In a respected commentary on Mark’s gospel, Joseph Addison Alexander mentions that in Jesus’ teaching the disciples about faith, He found it necessary to address their failures. “For such deficiency of faith, i.e., of confidence in the divine power to effect such changes, or at least in the divine grant to themselves of a derivative authority to do the same. Have (more emphatic than in English, and denoting rather to retain or hold fast) faith in God, literally, of God, a Greek idiom, in which the genitive denotes the object, and which has sometimes been retained in the translation as it is here in the margin of the English Bible.” (The Gospel According to Mark, Thornapple Commentaries, Joseph Addison Alexander, p. 310).
Many who have been critical of this idea of ‘having the faith of God’ rightly point out that God is the object of our faith and the primary meaning of the Greek word for faith is trust in something or someone. “So,” they reason, “faith isn’t something God has, it’s something we have in God.”
Thayer’s Greek Lexicon gives as its first meaning for pistis (the Greek word for faith) “conviction of the truth of anything, belief; In the N. T. of a conviction or belief respecting man’s relationship to God and divine things, generally with the included idea of trust… when it relates to God, pistis is the conviction that God exists and is the creator and ruler of all things, the provider and bestower of eternal salvation through Christ.”
Thayer’s definition expresses what most people mean when they say that faith is something that we have toward God, not something that God has or exercises.

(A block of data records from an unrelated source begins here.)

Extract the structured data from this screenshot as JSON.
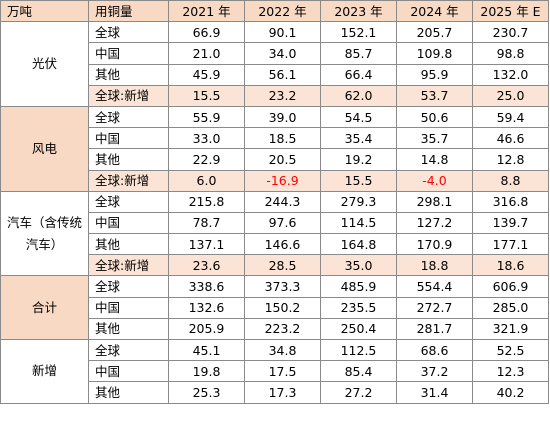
{
  "header": {
    "unit": "万吨",
    "metric": "用铜量",
    "years": [
      "2021 年",
      "2022 年",
      "2023 年",
      "2024 年",
      "2025 年 E"
    ]
  },
  "groups": [
    {
      "label": "光伏",
      "shaded": false,
      "rows": [
        {
          "metric": "全球",
          "values": [
            "66.9",
            "90.1",
            "152.1",
            "205.7",
            "230.7"
          ],
          "shaded": false
        },
        {
          "metric": "中国",
          "values": [
            "21.0",
            "34.0",
            "85.7",
            "109.8",
            "98.8"
          ],
          "shaded": false
        },
        {
          "metric": "其他",
          "values": [
            "45.9",
            "56.1",
            "66.4",
            "95.9",
            "132.0"
          ],
          "shaded": false
        },
        {
          "metric": "全球:新增",
          "values": [
            "15.5",
            "23.2",
            "62.0",
            "53.7",
            "25.0"
          ],
          "shaded": true
        }
      ]
    },
    {
      "label": "风电",
      "shaded": true,
      "rows": [
        {
          "metric": "全球",
          "values": [
            "55.9",
            "39.0",
            "54.5",
            "50.6",
            "59.4"
          ],
          "shaded": false
        },
        {
          "metric": "中国",
          "values": [
            "33.0",
            "18.5",
            "35.4",
            "35.7",
            "46.6"
          ],
          "shaded": false
        },
        {
          "metric": "其他",
          "values": [
            "22.9",
            "20.5",
            "19.2",
            "14.8",
            "12.8"
          ],
          "shaded": false
        },
        {
          "metric": "全球:新增",
          "values": [
            "6.0",
            "-16.9",
            "15.5",
            "-4.0",
            "8.8"
          ],
          "shaded": true
        }
      ]
    },
    {
      "label": "汽车（含传统汽车）",
      "shaded": false,
      "rows": [
        {
          "metric": "全球",
          "values": [
            "215.8",
            "244.3",
            "279.3",
            "298.1",
            "316.8"
          ],
          "shaded": false
        },
        {
          "metric": "中国",
          "values": [
            "78.7",
            "97.6",
            "114.5",
            "127.2",
            "139.7"
          ],
          "shaded": false
        },
        {
          "metric": "其他",
          "values": [
            "137.1",
            "146.6",
            "164.8",
            "170.9",
            "177.1"
          ],
          "shaded": false
        },
        {
          "metric": "全球:新增",
          "values": [
            "23.6",
            "28.5",
            "35.0",
            "18.8",
            "18.6"
          ],
          "shaded": true
        }
      ]
    },
    {
      "label": "合计",
      "shaded": true,
      "rows": [
        {
          "metric": "全球",
          "values": [
            "338.6",
            "373.3",
            "485.9",
            "554.4",
            "606.9"
          ],
          "shaded": false
        },
        {
          "metric": "中国",
          "values": [
            "132.6",
            "150.2",
            "235.5",
            "272.7",
            "285.0"
          ],
          "shaded": false
        },
        {
          "metric": "其他",
          "values": [
            "205.9",
            "223.2",
            "250.4",
            "281.7",
            "321.9"
          ],
          "shaded": false
        }
      ]
    },
    {
      "label": "新增",
      "shaded": false,
      "rows": [
        {
          "metric": "全球",
          "values": [
            "45.1",
            "34.8",
            "112.5",
            "68.6",
            "52.5"
          ],
          "shaded": false
        },
        {
          "metric": "中国",
          "values": [
            "19.8",
            "17.5",
            "85.4",
            "37.2",
            "12.3"
          ],
          "shaded": false
        },
        {
          "metric": "其他",
          "values": [
            "25.3",
            "17.3",
            "27.2",
            "31.4",
            "40.2"
          ],
          "shaded": false
        }
      ]
    }
  ]
}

Most Christians would be in agreement that this is the primary meaning of the concept of faith and the Greek word pistis.
But is this the only valid usage of the word in the New Testament? Does pistis ever have another meaning in the Scripture which is related but not identical? Let’s investigate a little further.
In the exercise of faith that Jesus was teaching about in Mark 11, it was not only faith toward God that He was advocating. Based on a living faith in God, Jesus was saying to his disciples that they needed to also exercise faith in the word of command. They were to speak to an obstacle (a fig tree or a mountain) and command something to happen to that obstacle. Jesus said “if you have faith and do not doubt, you will not only do what was done to the fig tree, but also if you say to this mountain, ‘be removed and be cast into the sea’, it will be done.”(Mt. 21:21).
In the parallel passage in Mark it says, “whoever says to this mountain, ‘Be removed and be cast into the sea’ and does not doubt in his heart, but believes [pisteuo- verb form of pistis] that those things he says will be done, he will have whatever he says.”
The exercise of faith in this passage is not only faith toward God, but the word faith is used in a secondary sense, faith in the words that are commanded. “if you believe those things you say, you will have whatever you say.”
Jesus again expresses this same idea in Luke’s gospel. “If you have faith as a grain of mustard seed, you can say to this mulberry tree, ‘Be pulled up by the roots and be planted in the sea’ and it would obey you”(Lk.17:6). Jesus is talking about releasing faith, not in God as the object of our faith, but in the words that we speak. Certainly this presupposes that we have faith in God and are moving in obedience to the Holy Spirit. It is our faith in God that emboldens us to exercise this faith in our words.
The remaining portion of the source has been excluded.